Che cosa si prova a diventare il nome di una strada o delle parole incise su un monumento? È l’eterno dilemma tra Ettore e Achille: vivere per esistere nella propria carne, nella carne dei propri figli e nipoti, e piano piano diventare come “la nostalgia in un paesaggio dipinto”, o vivere come una scheggia, in un’esplosione, e guadagnarsi un pezzo fragoroso di eternità?
Chi lo sa se Almerigo Grilz si era posto questo dilemma anche fuori dai banchi di scuola. O forse ha sempre e solo seguito quello che gli diceva il cuore, e se il cuore è avventuroso e curioso e, per di più, è un cuore triestino, che guizza come un pesce e ride tra le sue scaglie scintillanti, è naturale trovarsi in giro per il mondo a volerne raccontare gli angoli, i colori e le espressioni. Dopo diverse estati in autostop per l’Europa, a imparare le lingue e le diverse facce dell’uomo, Almerigo, “Ruga” per gli amici, comincia la sua carriera di fotoreporter, documentando cortei politici, con macchina fotografica e cinepresa. Aggiunge il disegno a mano libera, quando non vuole farsi scappare qualche dettaglio, ed è tanto bravo che gli capita di disegnare anche fumetti, volantini e manifesti.

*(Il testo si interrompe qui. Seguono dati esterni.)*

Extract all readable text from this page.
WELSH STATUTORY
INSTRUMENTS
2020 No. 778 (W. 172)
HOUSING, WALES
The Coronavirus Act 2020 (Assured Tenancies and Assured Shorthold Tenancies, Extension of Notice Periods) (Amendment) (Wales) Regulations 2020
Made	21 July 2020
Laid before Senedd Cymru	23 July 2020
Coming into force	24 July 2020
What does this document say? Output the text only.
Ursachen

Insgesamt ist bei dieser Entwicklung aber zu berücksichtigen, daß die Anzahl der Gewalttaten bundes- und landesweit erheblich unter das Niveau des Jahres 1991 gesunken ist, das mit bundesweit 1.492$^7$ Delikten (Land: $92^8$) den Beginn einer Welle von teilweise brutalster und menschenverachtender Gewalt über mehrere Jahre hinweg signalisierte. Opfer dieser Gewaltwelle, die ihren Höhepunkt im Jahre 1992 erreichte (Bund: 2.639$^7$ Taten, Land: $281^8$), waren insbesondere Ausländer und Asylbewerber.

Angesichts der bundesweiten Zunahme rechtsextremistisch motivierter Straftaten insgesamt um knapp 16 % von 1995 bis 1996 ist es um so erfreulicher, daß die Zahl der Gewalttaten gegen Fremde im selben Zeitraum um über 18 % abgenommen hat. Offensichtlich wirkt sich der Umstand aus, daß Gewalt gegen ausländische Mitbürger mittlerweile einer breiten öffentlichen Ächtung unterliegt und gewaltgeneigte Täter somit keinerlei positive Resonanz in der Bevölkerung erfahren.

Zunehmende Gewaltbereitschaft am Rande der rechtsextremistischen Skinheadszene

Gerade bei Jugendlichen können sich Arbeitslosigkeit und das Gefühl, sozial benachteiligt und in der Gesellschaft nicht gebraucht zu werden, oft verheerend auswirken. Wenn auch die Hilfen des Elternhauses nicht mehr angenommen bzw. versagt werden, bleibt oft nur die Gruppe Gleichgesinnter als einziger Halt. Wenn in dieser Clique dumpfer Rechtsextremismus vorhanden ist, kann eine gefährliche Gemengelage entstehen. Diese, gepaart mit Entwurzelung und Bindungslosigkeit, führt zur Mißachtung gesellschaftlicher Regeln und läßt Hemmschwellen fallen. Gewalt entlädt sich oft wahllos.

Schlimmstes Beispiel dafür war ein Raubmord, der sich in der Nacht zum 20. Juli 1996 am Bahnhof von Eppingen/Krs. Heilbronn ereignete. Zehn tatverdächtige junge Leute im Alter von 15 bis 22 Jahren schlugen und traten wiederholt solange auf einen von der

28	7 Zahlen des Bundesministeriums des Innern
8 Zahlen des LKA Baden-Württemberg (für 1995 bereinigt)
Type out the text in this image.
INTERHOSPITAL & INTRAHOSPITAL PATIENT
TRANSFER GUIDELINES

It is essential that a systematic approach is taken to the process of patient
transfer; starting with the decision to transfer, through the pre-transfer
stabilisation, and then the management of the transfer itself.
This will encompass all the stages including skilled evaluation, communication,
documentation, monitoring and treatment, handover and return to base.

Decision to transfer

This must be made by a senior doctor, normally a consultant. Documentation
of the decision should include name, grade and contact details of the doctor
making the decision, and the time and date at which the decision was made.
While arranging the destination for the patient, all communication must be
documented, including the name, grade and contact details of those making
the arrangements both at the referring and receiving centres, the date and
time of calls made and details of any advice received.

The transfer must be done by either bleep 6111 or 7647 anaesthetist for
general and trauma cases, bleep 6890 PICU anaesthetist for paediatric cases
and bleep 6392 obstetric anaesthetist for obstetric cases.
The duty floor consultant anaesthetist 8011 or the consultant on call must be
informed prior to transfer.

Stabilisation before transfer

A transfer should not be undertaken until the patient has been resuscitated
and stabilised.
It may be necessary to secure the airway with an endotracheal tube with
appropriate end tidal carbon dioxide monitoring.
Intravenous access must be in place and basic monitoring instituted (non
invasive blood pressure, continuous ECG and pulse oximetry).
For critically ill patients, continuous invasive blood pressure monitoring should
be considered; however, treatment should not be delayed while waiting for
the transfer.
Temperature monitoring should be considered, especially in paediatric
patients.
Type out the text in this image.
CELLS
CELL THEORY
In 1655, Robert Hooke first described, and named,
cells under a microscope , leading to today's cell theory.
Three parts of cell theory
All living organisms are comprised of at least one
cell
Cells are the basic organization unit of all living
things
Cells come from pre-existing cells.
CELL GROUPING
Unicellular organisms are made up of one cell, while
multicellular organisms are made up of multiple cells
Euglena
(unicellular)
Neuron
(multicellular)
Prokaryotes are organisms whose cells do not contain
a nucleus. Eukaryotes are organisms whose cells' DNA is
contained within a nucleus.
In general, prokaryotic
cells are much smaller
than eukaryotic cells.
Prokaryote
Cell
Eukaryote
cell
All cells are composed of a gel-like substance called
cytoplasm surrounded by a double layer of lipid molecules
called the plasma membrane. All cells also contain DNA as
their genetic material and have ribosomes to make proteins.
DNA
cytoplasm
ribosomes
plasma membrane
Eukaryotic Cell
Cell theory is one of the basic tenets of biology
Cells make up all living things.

A ventiquattro anni, mentre è capo del Fronte della Gioventù di Trieste e vicesegretario nazionale, oltre che consigliere comunale, si iscrive all’albo dei giornalisti come pubblicista. Fa l’inviato: va in luoghi lontani a riprendere le immagini che nessuno vedrebbe mai. Guerre. Paesaggi. Visi diversi. Dolori diversi.